Median in Economics - Managerial Economics

Median is the middle observation, sometimes has the potential to provide a measure of central tendency that is more useful than the sample mean. When the number of sample observations either above or below the mean is unusually large, then the sample mean can be far different from the value for a typical observation. Such divergences exist whenever a sample includes values that are either very small or very large in relation to the typical observation. For example, annual sales revenue can range from a few million dollars per year for small- to medium-size regional competitors into the tens of billions of dollars per year for large multinational corporations such as ExxonMobil, GE, or IBM. Despite the fact that the overwhelming majority of firms in most industries are relatively small, the average level of sales per firm can be relatively high—given the influence of revenues generated by industrial giants. Not only sales revenue but also profit numbers, wealth, and many other types of important economic data tend to be skewed. It is typical to find most observations at relatively modest levels of revenue, profit, or wealth; a small and declining number can be found along a diminishing “tail” that reaches upward to the end of the sample distribution. In such instances, the sample median can provide a very useful indicator of central tendency.
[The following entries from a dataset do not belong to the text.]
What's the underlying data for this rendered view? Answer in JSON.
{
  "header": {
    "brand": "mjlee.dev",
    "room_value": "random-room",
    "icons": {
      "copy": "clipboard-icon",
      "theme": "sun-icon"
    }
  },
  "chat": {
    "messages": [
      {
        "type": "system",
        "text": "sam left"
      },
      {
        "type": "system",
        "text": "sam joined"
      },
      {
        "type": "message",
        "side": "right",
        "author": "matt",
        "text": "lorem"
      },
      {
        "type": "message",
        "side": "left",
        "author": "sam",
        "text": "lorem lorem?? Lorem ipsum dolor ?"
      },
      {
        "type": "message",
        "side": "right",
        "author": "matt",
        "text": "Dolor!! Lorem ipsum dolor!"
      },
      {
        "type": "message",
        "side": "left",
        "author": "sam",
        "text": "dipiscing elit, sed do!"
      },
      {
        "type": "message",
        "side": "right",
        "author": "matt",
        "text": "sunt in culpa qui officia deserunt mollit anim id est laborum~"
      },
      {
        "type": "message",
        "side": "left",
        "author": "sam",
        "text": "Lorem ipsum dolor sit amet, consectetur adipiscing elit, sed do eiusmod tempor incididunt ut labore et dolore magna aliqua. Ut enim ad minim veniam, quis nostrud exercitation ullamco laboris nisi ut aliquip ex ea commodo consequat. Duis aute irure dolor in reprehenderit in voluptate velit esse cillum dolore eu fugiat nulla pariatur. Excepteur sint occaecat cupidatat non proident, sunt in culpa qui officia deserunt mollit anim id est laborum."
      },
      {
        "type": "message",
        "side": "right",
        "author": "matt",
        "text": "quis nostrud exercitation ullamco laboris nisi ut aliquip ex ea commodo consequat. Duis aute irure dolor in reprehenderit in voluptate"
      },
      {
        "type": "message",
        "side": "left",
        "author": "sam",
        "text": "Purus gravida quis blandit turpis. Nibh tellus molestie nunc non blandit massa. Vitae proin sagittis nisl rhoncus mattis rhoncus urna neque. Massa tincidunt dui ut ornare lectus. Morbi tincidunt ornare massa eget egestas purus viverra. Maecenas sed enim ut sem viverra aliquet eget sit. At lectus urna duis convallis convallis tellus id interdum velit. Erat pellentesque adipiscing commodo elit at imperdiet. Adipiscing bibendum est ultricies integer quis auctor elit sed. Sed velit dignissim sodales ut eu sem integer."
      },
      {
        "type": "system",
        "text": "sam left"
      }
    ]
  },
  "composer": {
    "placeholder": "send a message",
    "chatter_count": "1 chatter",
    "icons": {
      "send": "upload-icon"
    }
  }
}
To illustrate, Table presents the net profit, profit margin, and sales revenue data contained in Table in a new rank order from largest to smallest values. Sample observations are now simply numbered from 1 to 25, because the values in any given row no longer refer to any single market. The sample average (and standard deviation discussed later) is not affected by this new sample ordering. In Table, sample medians for net profit, profit margin, and sales revenue can be determined by simply counting from the largest to the smallest values to find the middle observation. With an overall sample size of n = 25, the middle observation

occurs at the 13th sample observation, given exactly 12 larger and 12 smaller observations. For this sample of regional tele communications services markets, median net profit is $4.7 million, median profit margin is 14.9 percent, and median sales revenue is $32.8 million. Based on the sample median criterion, each of these observations is typical of sample values.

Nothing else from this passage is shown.